Tablo 4’de araştırmaya dahil edilen hastaların KAÖT ve ÖİD’nin alt boyutlarına ilişkin puanlarının ön test ve son teste göre Wilcoxon İşaret Sıra testi sonuçları gösterilmektedir.

Hastaların ön test ve son testte ölçülen saldırgan davranış düzeyleri arasında istatistiksel olarak anlamlı bir farklılık olduğu bulunmaktadır (p<0.05). Bu bulguya göre, hastaların son testte ölçülen saldırgan davranış düzeyleri ön testte ölçülen davranış düzeylerinden daha düşük olduğu görüldü.

Hastaların sakin davranış düzeylerinin ön test ve son teste göre değişimleri istatistiksel olarak anlamlı olduğu görülmektedir (p<0.05). Bu bulgu ışığında, hastaların son testte ölçülen sakin davranış düzeyleri ön testte ölçülen davranış düzeylerinden daha yüksektir.

Hastaların ön test ve son testte ölçülen intikama yönelik tepki düzeyleri arasında istatistiksel olarak anlamlı bir farklılık olduğu bulunmaktadır (p<0.05). Bu bulguya göre, hastaların son testte ölçülen intikama yönelik tepki düzeyleri ön testte ölçülen tepki düzeylerinden daha düşük olduğu görüldü.

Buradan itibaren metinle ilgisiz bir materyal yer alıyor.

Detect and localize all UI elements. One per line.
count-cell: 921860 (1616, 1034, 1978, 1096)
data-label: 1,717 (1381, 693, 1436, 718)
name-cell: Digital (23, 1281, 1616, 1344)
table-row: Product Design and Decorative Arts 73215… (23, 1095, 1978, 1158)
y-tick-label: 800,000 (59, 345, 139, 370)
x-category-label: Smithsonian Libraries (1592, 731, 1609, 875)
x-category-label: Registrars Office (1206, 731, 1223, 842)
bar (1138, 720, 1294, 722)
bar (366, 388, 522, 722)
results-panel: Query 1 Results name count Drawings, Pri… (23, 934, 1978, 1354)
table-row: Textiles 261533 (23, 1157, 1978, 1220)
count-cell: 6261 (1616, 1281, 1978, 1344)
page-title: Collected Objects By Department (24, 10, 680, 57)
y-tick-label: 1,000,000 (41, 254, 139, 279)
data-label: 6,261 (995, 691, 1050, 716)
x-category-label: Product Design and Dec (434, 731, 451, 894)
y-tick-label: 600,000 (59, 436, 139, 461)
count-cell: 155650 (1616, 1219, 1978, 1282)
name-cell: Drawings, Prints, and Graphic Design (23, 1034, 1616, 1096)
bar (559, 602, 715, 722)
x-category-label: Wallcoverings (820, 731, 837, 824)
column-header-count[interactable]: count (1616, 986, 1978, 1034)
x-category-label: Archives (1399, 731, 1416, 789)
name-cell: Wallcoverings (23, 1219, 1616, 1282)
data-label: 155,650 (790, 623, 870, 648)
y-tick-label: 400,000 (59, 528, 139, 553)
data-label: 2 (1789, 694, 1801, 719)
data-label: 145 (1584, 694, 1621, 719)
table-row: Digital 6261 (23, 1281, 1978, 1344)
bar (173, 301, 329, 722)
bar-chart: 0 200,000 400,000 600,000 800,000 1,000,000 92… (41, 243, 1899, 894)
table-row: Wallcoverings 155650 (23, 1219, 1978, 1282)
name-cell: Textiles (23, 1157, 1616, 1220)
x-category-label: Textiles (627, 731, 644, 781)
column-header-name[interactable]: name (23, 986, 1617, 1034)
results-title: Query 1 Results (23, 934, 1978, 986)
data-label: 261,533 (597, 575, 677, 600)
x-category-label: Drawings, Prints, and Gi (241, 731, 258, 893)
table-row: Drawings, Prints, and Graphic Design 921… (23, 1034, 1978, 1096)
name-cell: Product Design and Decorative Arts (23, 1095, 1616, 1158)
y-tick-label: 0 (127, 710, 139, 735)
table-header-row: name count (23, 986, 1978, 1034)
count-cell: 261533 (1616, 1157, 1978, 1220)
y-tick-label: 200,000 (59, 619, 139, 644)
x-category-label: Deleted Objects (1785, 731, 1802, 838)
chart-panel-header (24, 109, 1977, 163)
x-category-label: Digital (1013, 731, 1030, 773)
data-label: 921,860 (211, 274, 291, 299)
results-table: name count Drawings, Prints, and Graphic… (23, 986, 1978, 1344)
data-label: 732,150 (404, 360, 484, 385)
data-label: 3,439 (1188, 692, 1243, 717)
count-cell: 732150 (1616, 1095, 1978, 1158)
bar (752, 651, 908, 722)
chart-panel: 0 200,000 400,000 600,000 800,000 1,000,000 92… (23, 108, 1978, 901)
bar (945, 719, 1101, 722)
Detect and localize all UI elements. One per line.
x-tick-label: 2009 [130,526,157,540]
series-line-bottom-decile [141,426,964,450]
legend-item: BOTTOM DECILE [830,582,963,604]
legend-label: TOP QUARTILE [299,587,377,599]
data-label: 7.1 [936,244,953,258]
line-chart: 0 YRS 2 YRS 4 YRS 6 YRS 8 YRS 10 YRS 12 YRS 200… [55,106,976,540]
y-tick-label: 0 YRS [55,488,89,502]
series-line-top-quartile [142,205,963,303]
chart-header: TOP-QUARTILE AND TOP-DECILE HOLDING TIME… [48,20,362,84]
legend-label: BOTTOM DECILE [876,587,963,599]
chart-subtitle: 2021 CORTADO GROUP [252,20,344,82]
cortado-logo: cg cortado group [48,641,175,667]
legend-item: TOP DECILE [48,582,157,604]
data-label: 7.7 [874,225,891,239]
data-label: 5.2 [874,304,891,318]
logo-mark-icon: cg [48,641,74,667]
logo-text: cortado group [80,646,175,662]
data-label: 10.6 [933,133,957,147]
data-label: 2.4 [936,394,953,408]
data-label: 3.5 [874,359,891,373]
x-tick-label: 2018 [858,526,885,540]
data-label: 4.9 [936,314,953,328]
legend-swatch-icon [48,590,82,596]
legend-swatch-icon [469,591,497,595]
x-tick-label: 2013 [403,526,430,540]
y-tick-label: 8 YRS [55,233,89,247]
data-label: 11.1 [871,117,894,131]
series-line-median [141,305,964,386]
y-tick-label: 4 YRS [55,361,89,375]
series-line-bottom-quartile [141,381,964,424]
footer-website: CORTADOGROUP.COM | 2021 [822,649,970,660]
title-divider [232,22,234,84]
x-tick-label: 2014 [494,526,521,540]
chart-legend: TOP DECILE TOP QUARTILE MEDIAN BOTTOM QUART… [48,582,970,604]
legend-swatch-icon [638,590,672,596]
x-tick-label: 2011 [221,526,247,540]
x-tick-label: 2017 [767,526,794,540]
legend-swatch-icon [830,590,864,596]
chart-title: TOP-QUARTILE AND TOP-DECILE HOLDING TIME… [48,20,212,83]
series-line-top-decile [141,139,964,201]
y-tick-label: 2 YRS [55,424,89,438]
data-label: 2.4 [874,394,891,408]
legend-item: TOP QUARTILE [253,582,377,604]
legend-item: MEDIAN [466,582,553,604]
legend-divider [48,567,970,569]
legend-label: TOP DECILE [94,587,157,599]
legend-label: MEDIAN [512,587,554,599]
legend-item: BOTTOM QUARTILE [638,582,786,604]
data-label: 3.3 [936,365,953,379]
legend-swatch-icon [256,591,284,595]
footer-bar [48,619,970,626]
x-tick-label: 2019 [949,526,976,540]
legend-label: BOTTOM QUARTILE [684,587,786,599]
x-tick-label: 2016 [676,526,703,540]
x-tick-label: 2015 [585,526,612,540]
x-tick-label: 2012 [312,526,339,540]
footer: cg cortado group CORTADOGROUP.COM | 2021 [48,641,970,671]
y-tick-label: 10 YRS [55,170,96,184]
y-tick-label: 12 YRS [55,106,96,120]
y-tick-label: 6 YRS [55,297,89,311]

Hastaların pasif-agresif tepki düzeylerinin ön test ve son teste göre değişimleri istatistiksel olarak anlamlı olduğu görülmektedir (p<0.05). Bu bulgu ışığında, hastaların son testte ölçülen pasif-agresif tepki düzeyleri ön testte ölçülen tepki düzeylerinden daha yüksek bulunmaktadır.

Hastaların ön test ve son testte ölçülen içe dönük tepki düzeyleri arasında istatistiksel olarak anlamlı bir farklılık bulunmaktadır (p<0.05). Bu bulguya göre, hastaların son testte ölçülen içe dönük tepki düzeyleri ön testte ölçülen tepki düzeylerinden daha düşük olduğu görüldü.

Ancak araştırmaya dahil edilen hastaların kaygılı davranış düzeyleri ve umursamaz tepki düzeyleri ön test ve son teste göre değişimleri istatistiksel olarak anlamlı olmadığı görülmektedir (p>0.05). Bu bulgu ışığında, hastaların ön test ve son testte ölçülen kaygılı davranış düzeyleri ve umursamaz tepki düzeyleri birbirine yakın bulunmaktadır.